Beitrag von tutor! »

Das alte Lehrvideo ist suboptimal, die anderen deutlich besser.

Man muss immer genau schauen, was die Idee zur Erzeugung des Gleichgewichtsbruchs ist. Bei Sasae-tsurikomi-ashi in der Nage-no-kata sind es zwei Elemente:
1. Der Rhythmuswechsel von Toris Schritten
2. Die Verlängerung(!) der Bewegung des nachziehenden Fußes, nach dem zweiten Schritt.

Durch die Verlängerung des Schritts wird Uke weiter nach vorne gezogen, als er eigentlich möchte. Durch den Rhythmuswechsel kann Uke seine Bewegung nicht anpassen. Toris Standfuß beim Wurf muss also von Joseki aus gesehen (bei Rechtsausführung) etwas (!!!) hinter den linken Fuß gesetzt werden.

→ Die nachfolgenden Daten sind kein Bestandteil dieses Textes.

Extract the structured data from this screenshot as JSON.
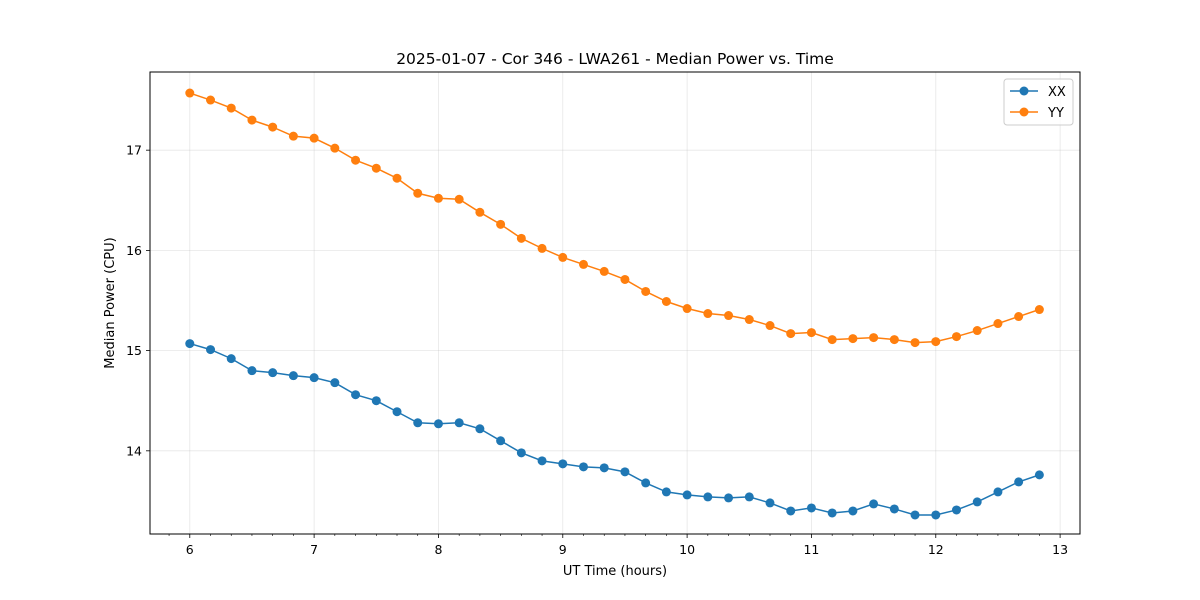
{
  "chart_data": {
    "type": "line",
    "title": "2025-01-07 - Cor 346 - LWA261 - Median Power vs. Time",
    "xlabel": "UT Time (hours)",
    "ylabel": "Median Power (CPU)",
    "xlim": [
      5.68,
      13.16
    ],
    "ylim": [
      13.17,
      17.78
    ],
    "xticks": [
      6,
      7,
      8,
      9,
      10,
      11,
      12,
      13
    ],
    "yticks": [
      14,
      15,
      16,
      17
    ],
    "grid": true,
    "legend_position": "upper-right",
    "x": [
      6.0,
      6.1667,
      6.3333,
      6.5,
      6.6667,
      6.8333,
      7.0,
      7.1667,
      7.3333,
      7.5,
      7.6667,
      7.8333,
      8.0,
      8.1667,
      8.3333,
      8.5,
      8.6667,
      8.8333,
      9.0,
      9.1667,
      9.3333,
      9.5,
      9.6667,
      9.8333,
      10.0,
      10.1667,
      10.3333,
      10.5,
      10.6667,
      10.8333,
      11.0,
      11.1667,
      11.3333,
      11.5,
      11.6667,
      11.8333,
      12.0,
      12.1667,
      12.3333,
      12.5,
      12.6667,
      12.8333
    ],
    "series": [
      {
        "name": "XX",
        "color": "#1f77b4",
        "values": [
          15.07,
          15.01,
          14.92,
          14.8,
          14.78,
          14.75,
          14.73,
          14.68,
          14.56,
          14.5,
          14.39,
          14.28,
          14.27,
          14.28,
          14.22,
          14.1,
          13.98,
          13.9,
          13.87,
          13.84,
          13.83,
          13.79,
          13.68,
          13.59,
          13.56,
          13.54,
          13.53,
          13.54,
          13.48,
          13.4,
          13.43,
          13.38,
          13.4,
          13.47,
          13.42,
          13.36,
          13.36,
          13.41,
          13.49,
          13.59,
          13.69,
          13.76
        ]
      },
      {
        "name": "YY",
        "color": "#ff7f0e",
        "values": [
          17.57,
          17.5,
          17.42,
          17.3,
          17.23,
          17.14,
          17.12,
          17.02,
          16.9,
          16.82,
          16.72,
          16.57,
          16.52,
          16.51,
          16.38,
          16.26,
          16.12,
          16.02,
          15.93,
          15.86,
          15.79,
          15.71,
          15.59,
          15.49,
          15.42,
          15.37,
          15.35,
          15.31,
          15.25,
          15.17,
          15.18,
          15.11,
          15.12,
          15.13,
          15.11,
          15.08,
          15.09,
          15.14,
          15.2,
          15.27,
          15.34,
          15.41
        ]
      }
    ]
  }
}
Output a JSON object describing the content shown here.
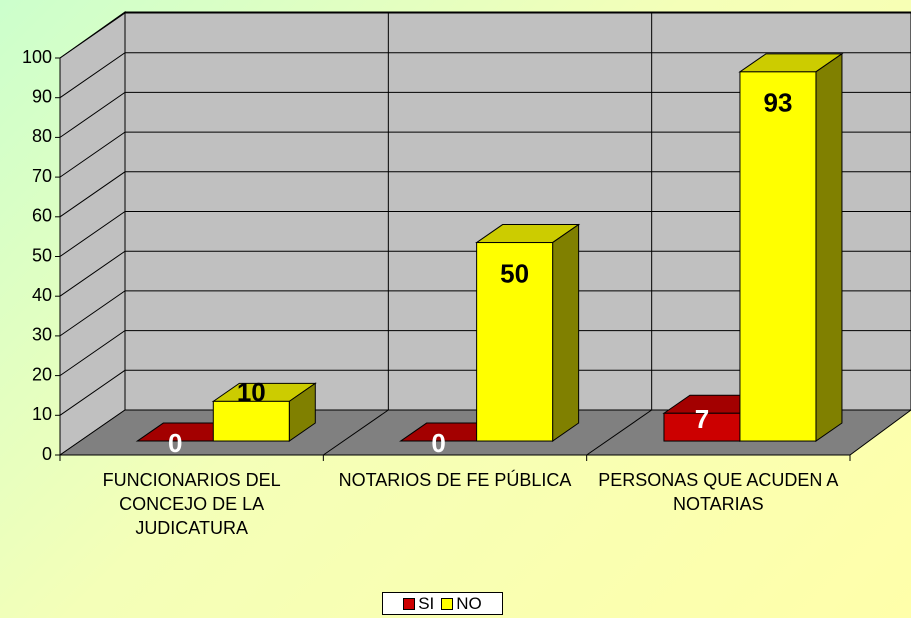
{
  "chart_data": {
    "type": "bar3d",
    "categories": [
      "FUNCIONARIOS DEL CONCEJO DE LA JUDICATURA",
      "NOTARIOS DE FE PÚBLICA",
      "PERSONAS QUE ACUDEN A NOTARIAS"
    ],
    "series": [
      {
        "name": "SI",
        "color": "#cc0000",
        "values": [
          0,
          0,
          7
        ]
      },
      {
        "name": "NO",
        "color": "#ffff00",
        "values": [
          10,
          50,
          93
        ]
      }
    ],
    "ylim": [
      0,
      100
    ],
    "yticks": [
      0,
      10,
      20,
      30,
      40,
      50,
      60,
      70,
      80,
      90,
      100
    ],
    "grid": true,
    "legend": "bottom"
  }
}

Viele übertreiben dies und geraten dadurch in eine labile Position. Leider wird auch von Bewertenden oft ein übertriebenes nach schräg hinten gehen erwartet. Ich persönlich finde das neue Lehrvideo am gelungendsten. Es hängt aber sehr viel davon ab, Uke aktiv nach vorne kommt (was er nicht sollte) oder ob er Widerstand gegen Toris Zug entwickelt.